The Willow Globe, near Llandrindod Wells in mid-Wales, has, earlier this month, staged an outdoor production of The Comedy of Errors, presented by touring company The Wet Mariners. Usually playing to sell-out houses, this year, audiences had to be social-distanced and denied the usual tea and cakes at the interval, but - it’s live theatre! At the Minack (outdoor) Theatre in Cornwall, they have eschewed their usual amateur (and often big cast groups) and assembled some professional productions of two-handers or solo performers. Audiences will be suitably socially-distanced and spread throughout the auditorium. My husband and I are travelling down to see all this in action – our own production of Captain Corelli’s Mandolin, scheduled for Minack 2021, has now been bounced to 2022, but we were drawn to see just what seems to be possible in these current circumstances.
My own theatre company, Shattered Windscreen is hungrily creative and eager to embrace any opportunity, although we are an itinerant company with no premises of our own. Not be daunted, we have already Zoom-staged the 2020 winner of NDFA’s Derek Jacobi Award, A Matter of Life and Death, with some degree of success (and a lot of personal satisfaction) and we are now busily engaged in rehearsals for the 2015 winner of the same New Play prize Girl Walks Into a Bar. That one is scheduled for a Zoom performance on 10th and 11th of September at 7pm and I will send you an invitation if you would care to join us for either performance. As an aside, I would say, that in all my years of adjudicating, Girl Walks Into a Bar by Matthew Wilkie is the best original one act play that I have ever had the pleasure of reading and adjudicating (at Woking Festival in 2015). Just sayin’ ;)!

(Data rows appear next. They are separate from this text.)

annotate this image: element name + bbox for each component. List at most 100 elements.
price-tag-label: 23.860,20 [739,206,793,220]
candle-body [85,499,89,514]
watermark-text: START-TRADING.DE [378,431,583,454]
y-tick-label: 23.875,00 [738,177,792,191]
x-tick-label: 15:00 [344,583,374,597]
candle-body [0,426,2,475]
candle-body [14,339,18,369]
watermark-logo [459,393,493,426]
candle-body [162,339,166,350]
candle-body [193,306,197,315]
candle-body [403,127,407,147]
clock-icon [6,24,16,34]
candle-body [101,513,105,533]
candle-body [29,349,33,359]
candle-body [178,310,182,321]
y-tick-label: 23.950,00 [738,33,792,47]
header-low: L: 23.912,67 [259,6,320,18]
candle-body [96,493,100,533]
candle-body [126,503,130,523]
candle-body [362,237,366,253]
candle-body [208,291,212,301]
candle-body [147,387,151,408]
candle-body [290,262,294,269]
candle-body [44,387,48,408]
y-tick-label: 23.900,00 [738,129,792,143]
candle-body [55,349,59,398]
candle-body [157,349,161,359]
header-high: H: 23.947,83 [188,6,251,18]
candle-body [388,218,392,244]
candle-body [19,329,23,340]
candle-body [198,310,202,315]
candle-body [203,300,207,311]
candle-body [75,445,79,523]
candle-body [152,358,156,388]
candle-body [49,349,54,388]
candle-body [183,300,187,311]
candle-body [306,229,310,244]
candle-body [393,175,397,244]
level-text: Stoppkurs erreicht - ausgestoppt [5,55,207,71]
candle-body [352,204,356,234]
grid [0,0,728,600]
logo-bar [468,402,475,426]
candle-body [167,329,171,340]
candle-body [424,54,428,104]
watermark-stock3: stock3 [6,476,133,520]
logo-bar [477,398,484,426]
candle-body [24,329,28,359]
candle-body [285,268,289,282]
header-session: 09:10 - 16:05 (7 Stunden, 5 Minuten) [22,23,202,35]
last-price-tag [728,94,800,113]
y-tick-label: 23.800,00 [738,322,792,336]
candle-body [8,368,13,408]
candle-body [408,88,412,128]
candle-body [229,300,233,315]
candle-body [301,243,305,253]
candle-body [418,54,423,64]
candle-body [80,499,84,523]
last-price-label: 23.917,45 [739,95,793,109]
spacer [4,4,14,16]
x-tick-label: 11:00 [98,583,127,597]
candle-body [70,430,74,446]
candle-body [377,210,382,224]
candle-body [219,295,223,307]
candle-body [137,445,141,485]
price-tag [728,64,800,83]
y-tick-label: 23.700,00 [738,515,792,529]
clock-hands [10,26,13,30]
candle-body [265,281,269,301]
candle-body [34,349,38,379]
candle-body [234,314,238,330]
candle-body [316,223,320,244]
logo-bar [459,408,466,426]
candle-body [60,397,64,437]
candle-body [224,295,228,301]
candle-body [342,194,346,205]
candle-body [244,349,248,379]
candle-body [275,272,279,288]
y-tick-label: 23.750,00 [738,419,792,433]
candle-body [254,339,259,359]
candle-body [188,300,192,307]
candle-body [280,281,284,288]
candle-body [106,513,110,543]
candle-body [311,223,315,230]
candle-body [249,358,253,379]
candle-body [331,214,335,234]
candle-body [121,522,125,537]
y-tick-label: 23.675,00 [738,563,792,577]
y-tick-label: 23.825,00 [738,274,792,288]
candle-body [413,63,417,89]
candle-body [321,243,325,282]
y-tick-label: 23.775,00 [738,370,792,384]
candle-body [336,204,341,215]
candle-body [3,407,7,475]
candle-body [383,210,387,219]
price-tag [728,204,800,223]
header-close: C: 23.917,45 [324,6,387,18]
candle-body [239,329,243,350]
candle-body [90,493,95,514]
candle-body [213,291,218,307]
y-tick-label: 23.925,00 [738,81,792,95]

Even as I finish this article, I was heartened to read in the Times, today, quite out of the blue, the announcement from the government that theatres and performance spaces, along with sports venues are to reopen, with rules that limit audiences and enforce social distancing on stage. Hurrah, and thrice hurrah! Andrew Lloyd Webber, bless him, is also pictured in the Times today, acting as guinea pig in the British effort to develop a vaccine against the dreaded Covid-19. The vaccine, reportedly is now in ‘late stage’ clinical trials in Britain in tandem with international trials in S Africa and Brazil.
Life is not hopeless. And whilst it is undoubtedly enormously difficult at the moment, I do think it is incumbent on those of us who can make a response, to make that response. People need theatre – in whatever form that currently it has to take - and more than anything, they need the sort of theatre that lifts up, that excites, that stimulates and extends horizons. I have a feeling (and this is, of course, my own view) that perhaps what we don’t need is theatre that is too challenging or too grounded in our current troubles. Do we really want, at this moment, theatre that explores gritty social issues, or exposes political mistakes or reminds us just how difficult life actually is? Personally, what I want is theatre in any form, but the more cheerful, the better!
I look forward to seeing as many of you as is possible, at our Zoom AGM, and calling notices are coming out next week. Please join in, no matter how unfamiliar you are with Zoom. After 3 years in office, I will be hanging up my size 8s, but that won’t stop me from wishing the Guild and its new Chairman well as we face this next so very challenging year or three. Until then, keep safe, and keep cheerful.